When he got out of jail, though, Bentley said, "For the first time he told himself that he was gay, and went through what we would call coming out." Bentley bases this judgment on letters Wilde wrote near the end of his life, when he was living in a shabby Paris hotel. Before that awakening, as Bentley pointed out, Wilde was accused by Queensberry mainly of "posing" as a sodomite--and in any case the pre-trial Wilde was all about role-playing and artifice, so who knew?


Douglas was another piece of work: A conscious, declared homosexual in his Oxford days, and in many respects the one who initiated Wilde into what there was of a Victorian gay subculture, Douglas recanted after Wilde's trial, married and became a Catholic, and even hired ghost-writers to pen books excoriating his former associate and friend.
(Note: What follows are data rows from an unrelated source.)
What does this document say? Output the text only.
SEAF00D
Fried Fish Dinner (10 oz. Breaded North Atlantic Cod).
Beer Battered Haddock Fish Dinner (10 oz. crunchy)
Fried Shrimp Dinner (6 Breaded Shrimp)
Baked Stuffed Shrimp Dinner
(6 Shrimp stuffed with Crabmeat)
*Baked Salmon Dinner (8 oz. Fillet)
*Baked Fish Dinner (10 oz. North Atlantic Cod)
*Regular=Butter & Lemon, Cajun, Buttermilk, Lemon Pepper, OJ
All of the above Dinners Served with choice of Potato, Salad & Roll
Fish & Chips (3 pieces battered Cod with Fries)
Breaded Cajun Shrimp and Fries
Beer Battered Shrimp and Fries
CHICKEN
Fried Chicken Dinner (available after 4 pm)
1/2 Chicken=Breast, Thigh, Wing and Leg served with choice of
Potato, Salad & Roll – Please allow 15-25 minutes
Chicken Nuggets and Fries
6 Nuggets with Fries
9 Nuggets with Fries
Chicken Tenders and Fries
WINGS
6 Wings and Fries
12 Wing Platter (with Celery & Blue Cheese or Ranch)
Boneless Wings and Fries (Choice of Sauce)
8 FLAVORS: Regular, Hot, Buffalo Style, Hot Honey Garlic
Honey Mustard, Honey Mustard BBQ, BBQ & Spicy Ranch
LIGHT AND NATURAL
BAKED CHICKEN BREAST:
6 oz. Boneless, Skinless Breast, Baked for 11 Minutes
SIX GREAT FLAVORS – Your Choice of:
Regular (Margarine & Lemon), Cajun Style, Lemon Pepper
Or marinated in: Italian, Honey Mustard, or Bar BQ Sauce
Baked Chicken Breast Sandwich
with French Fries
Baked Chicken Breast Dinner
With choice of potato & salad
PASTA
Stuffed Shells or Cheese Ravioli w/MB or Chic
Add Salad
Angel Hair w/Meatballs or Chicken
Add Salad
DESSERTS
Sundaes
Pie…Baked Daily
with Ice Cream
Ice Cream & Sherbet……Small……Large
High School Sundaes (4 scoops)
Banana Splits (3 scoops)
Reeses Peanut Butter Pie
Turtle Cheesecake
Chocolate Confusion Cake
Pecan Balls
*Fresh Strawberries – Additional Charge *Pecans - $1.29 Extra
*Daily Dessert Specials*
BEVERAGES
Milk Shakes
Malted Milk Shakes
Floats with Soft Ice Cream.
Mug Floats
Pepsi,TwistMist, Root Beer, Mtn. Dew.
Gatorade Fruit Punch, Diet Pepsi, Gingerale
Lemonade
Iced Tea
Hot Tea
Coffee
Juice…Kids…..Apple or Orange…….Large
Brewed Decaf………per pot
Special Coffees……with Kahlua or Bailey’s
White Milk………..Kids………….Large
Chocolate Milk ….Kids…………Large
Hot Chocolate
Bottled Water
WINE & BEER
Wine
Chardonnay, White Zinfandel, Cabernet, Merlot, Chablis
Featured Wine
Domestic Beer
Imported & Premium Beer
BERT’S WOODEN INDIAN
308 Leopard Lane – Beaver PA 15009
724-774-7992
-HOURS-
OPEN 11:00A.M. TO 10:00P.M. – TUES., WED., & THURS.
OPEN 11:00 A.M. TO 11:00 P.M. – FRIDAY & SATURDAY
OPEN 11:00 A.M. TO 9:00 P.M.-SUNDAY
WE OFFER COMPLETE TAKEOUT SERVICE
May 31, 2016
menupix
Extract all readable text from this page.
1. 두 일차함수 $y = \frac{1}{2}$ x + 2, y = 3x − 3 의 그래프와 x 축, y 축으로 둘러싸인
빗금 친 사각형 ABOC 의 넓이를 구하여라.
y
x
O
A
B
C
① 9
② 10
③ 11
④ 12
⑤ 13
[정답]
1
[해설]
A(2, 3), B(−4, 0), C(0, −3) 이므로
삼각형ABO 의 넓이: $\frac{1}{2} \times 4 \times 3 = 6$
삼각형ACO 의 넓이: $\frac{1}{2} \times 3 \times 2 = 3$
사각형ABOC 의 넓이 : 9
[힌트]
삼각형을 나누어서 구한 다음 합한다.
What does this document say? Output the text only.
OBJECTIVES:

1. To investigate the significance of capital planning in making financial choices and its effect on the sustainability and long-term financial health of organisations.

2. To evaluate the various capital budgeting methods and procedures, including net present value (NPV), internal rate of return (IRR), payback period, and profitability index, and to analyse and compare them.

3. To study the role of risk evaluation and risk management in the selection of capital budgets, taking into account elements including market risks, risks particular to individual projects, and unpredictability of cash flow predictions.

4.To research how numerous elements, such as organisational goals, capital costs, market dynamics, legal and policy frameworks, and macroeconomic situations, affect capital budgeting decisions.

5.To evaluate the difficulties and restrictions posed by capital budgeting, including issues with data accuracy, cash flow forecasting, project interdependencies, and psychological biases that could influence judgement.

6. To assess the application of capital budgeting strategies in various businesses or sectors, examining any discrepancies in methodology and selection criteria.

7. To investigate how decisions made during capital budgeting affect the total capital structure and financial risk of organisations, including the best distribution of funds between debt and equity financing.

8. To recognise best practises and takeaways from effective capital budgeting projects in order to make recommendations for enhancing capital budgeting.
"What I try to present in the play is two men, Lord Alfred and Wilde, whose lives are parallel in some ways," said Bentley. "Wilde was a gay man who finally recognized it at the end, whereas Alfred knew from the start, but was a hypocrite and tried to disavow it."


It's easy to see how these two diverging paths are still with us. The closets may be emptying out, but we've learned that openness that doesn't necessarily uncomplicate sexuality. For an illustration, check out A Noise Within's exquisite new production of Noel Coward's Design for Living. And, obviously, check out Lord Alfred's Lover, presented in a staged reading by the Purple Circuit at the First Stage in Hollywood, Oct. 16-18, with proceeds to benefit the Theatre Collection of ONE Institute/Gay and Lesbian Archives. For info, call (213) 666-0693.


Wilde's birthday, incidentally, is also being celebrated by the London premiere of Wilde, a promising new biopic starring Stephen Fry, Jude Law, Vanessa Redgrave, and Jennifer Ehle, which has yet to pick up an American distributor.